Tumbled Objects, 2015, unfired stoneware, fired unfiltered stoneware, sand, grass, branches, dimensions variable.

The cheeky objects that sit on the floor of the gallery and tumble from the shelves have come from the sea and been formed by Buttrose in her studio. Their rough, rounded surfaces of unfired clay, speak of the natural environment; of shifting sands and the rocks in the pools along the shore. Their uneven, round bodies speak of being formed in the tumbling froth of the ocean, rolled under the waves, swirled around and around as they run in, sand sticking to them creating the rough texture on their bodies. Their coiled hats and woven threads speak of the connection between the ocean, the sand and the plants and animals that inhabit both. And while they have not been formed by the ocean each of them have come into being, emerging from the clay rather than being shaped by the artist into anything specific.

The environment has come to dictate much of the way this collection has been created. It has shaped the works as much as Buttrose’s hands have. Deciding to celebrate the environment by using only natural materials has influenced the aesthetics from the palette through to the textures of the finished works. The natural materials, vibrant yellows and greens when collected, fade to brown when they sit and wait to be used. Modifications have been made to the forms of her work as well. Where she attempted to weave with the grasses she had collected, they refused her hands with an unbending will. As a result Buttrose has changed her technique, creating new forms, coiled lengths that she has piled upon the top of clay vessels. The materials and their challenges sent the artist back to the beach for multiple searches, collecting trips and experiments. Each time returning to the studio with new materials until she found the perfect one. More time spent at the beach has allowed Buttrose to form a bond with this environment and become friends with it. Eventually, it was as if the beach felt that it could trust her, and gave up its secrets.

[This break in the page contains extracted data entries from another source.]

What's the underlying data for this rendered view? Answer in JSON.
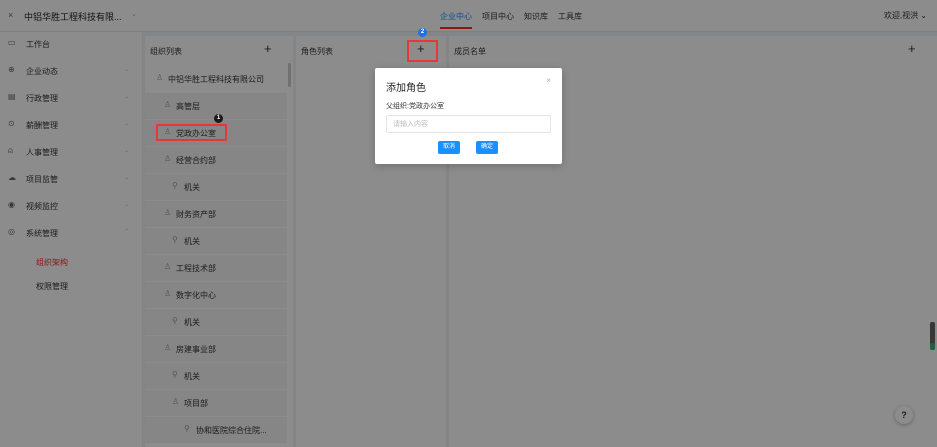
{
  "topbar": {
    "close_glyph": "×",
    "company": "中铝华胜工程科技有限...",
    "company_caret": "⌄",
    "nav": [
      "企业中心",
      "项目中心",
      "知识库",
      "工具库"
    ],
    "user": "欢迎,视洪 ⌄"
  },
  "sidebar": {
    "items": [
      {
        "label": "工作台",
        "icon": "▭"
      },
      {
        "label": "企业动态",
        "icon": "⊕"
      },
      {
        "label": "行政管理",
        "icon": "▤"
      },
      {
        "label": "薪酬管理",
        "icon": "⊙"
      },
      {
        "label": "人事管理",
        "icon": "⍝"
      },
      {
        "label": "项目监管",
        "icon": "☁"
      },
      {
        "label": "视频监控",
        "icon": "◉"
      },
      {
        "label": "系统管理",
        "icon": "◎"
      }
    ],
    "caret_down": "⌄",
    "caret_up": "⌃",
    "sub": [
      "组织架构",
      "权限管理"
    ]
  },
  "org_panel": {
    "title": "组织列表",
    "add": "+",
    "root": "中铝华胜工程科技有限公司",
    "nodes": [
      "高管层",
      "党政办公室",
      "经营合约部",
      "机关",
      "财务资产部",
      "机关",
      "工程技术部",
      "数字化中心",
      "机关",
      "房建事业部",
      "机关",
      "项目部",
      "协和医院综合住院..."
    ],
    "icon_org": "♙",
    "icon_key": "⚲"
  },
  "role_panel": {
    "title": "角色列表",
    "add": "+"
  },
  "member_panel": {
    "title": "成员名单",
    "add": "+"
  },
  "dialog": {
    "title": "添加角色",
    "close": "×",
    "parent_label": "父组织:党政办公室",
    "input_placeholder": "请输入内容",
    "input_value": "",
    "cancel": "取消",
    "confirm": "确定"
  },
  "badges": {
    "one": "1",
    "two": "2"
  },
  "help": "?",
  "colors": {
    "accent": "#1890ff",
    "highlight": "#e53935",
    "active_menu": "#ff2b2b"
  }
}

Roots in Sand, 2015, unfired unfiltered stoneware, sand, natural material, dimensions variable.

Each of these creatures has come to resemble memories from a childhood and a past that Buttrose has not lived herself. I can see each of these memory creatures sitting with their artist and maker in the studio, whispering to her gently and telling her the secrets of her father’s childhood, their ocean home and the beach from which they came. As they speak she lovingly crafts hats, cones, and threads that link them to each other. These decorations come from their environment and make visible the direct tie between our memories and the spaces in which they are created. And yet, I can imagine that in the artist’s absence each one would have created these decorations themselves, sitting on a beach amongst the waves, weaving, squealing and enjoying themselves like a group of children threading daisy chains and sharing their childhood secrets. In her studio Buttrose tells me how their ‘personalities’ have grown the more time she spends with them, tilting her head like a parent does when they speak of their child.

Tumbled Objects (detail), 2015, unfired stoneware, fired unfiltered stoneware, sand, grass, branches, dimensions variable.

Over time a Buttrose has come to incorporate her mother’s influence into this story. She acknowledges her dual heritage, Chinese on her mother’s side and Australian Caucasian on her father’s, with a red Chinese silk ribbon that threads itself through her installation interacting with the beach forms. With this simple action she highlights the differences between the two sides of her family; one formed in the natural world and the other in a factory, the earthy tones absorbing the bright unnatural red of the silk. But it works, just as the joining of these two cultures works in the artist. Both histories have coloured the way in which Buttrose interacts with her environment and as such they both take their place amongst these memory forms.

Collecting Convergences is a group of creatures that speak about the connection that Buttrose has to the South Australian coast. These forms, these convergences, seem to contain the whisperings of the ocean tumbling around in their happy, round bellies. And I suspect that like a conch, when you hold them up to your ear they will whisper the secrets of the ocean that shaped them.